We detail the growing applications of AI & case studies including:

  • Identifying potential failures or successes
  • Accelerating patient selection for clinical studies
  • Unraveling discoveries in disease pathology
  • Identifying novel targets for drug candidates

TD Cowen Clinical Trial Scorecard

This work is supported by our proprietary “Clinical Trial Scorecard,” which analyzes the publicly disclosed preclinical and clinical programs in the industry for both private and public companies. We break down programs by disease focus, preclinical and clinical status, and drug-type modality to allow investors to track the “game.” We’ve also done channel checks with our covered companies offering AI tools and/or developing drugs supported by proprietary AI platforms, including those from Nvidia’s Head of Health Care.

Valuating The Impact of AI on Pharmaceuticals and Biotech

We believe many investors are misunderstanding the opportunity as “too early”. However, it’s clear to us that the adoption of AI by large pharma and biotechs via collaborations in the last 3 years ($41B+ in potential value) will continue, driven by efficiency gains and increased probabilities of success.

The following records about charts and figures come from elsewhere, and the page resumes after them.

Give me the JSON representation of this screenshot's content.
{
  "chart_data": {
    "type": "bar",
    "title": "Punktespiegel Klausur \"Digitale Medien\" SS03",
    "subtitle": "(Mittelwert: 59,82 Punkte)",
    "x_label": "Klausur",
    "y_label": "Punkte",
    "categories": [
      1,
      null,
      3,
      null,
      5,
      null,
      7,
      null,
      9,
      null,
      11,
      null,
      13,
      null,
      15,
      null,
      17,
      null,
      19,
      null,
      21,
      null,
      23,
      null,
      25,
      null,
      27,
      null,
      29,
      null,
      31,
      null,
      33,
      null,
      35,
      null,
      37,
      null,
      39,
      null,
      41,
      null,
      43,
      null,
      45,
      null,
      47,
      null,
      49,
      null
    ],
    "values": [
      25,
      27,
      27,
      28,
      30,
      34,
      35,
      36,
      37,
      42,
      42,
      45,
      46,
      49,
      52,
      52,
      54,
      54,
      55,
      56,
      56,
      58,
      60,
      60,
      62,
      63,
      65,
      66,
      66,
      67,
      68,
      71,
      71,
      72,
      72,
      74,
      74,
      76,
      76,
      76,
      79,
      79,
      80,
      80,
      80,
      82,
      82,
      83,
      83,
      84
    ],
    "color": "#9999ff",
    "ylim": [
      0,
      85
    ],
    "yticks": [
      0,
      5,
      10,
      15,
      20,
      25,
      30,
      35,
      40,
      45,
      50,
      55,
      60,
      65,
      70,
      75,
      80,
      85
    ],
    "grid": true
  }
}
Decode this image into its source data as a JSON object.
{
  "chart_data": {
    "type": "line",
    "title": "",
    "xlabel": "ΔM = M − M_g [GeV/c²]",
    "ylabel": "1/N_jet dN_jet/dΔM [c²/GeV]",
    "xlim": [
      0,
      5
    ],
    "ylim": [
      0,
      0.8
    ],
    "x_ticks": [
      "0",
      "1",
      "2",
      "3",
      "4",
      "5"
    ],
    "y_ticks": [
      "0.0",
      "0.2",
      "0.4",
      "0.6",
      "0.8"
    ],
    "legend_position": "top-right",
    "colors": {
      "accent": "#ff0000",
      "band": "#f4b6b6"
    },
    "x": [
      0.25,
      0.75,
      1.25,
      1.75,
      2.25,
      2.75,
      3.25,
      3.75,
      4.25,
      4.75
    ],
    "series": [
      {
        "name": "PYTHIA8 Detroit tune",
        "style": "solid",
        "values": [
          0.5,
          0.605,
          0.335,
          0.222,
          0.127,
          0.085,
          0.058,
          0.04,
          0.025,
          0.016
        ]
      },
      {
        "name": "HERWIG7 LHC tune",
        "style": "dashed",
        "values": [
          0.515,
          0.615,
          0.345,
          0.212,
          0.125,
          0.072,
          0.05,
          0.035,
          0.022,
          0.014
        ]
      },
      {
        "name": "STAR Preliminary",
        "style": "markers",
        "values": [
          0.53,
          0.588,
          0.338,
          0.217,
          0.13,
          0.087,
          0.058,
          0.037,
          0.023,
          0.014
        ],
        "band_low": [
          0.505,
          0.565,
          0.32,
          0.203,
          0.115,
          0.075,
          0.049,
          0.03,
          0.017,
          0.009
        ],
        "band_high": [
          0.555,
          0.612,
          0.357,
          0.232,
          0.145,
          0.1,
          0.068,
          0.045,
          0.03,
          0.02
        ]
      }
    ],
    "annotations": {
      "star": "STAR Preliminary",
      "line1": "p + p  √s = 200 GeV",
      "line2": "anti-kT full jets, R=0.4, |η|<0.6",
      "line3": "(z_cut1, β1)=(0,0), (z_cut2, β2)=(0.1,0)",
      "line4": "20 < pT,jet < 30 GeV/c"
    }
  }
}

Given the annual R&D spend in pharma (+$250B worldwide by 2026 per Evaluate Pharma), the economic value of accelerating the time to market by 3-5+ years and extending the number of years before patent expirations is immense. In addition, our estimates show potential R&D cost-savings of ~$50BN annually by 2026. As a result, we expect financing to remain available for differentiated companies and for several private companies to go public in the next few years. Investors, pharmaceutical, and biotech companies now have real world examples of drugs progressing through the clinic which highlights the tremendous potential upside of AI and in silico approaches to dramatically improve R&D productivity.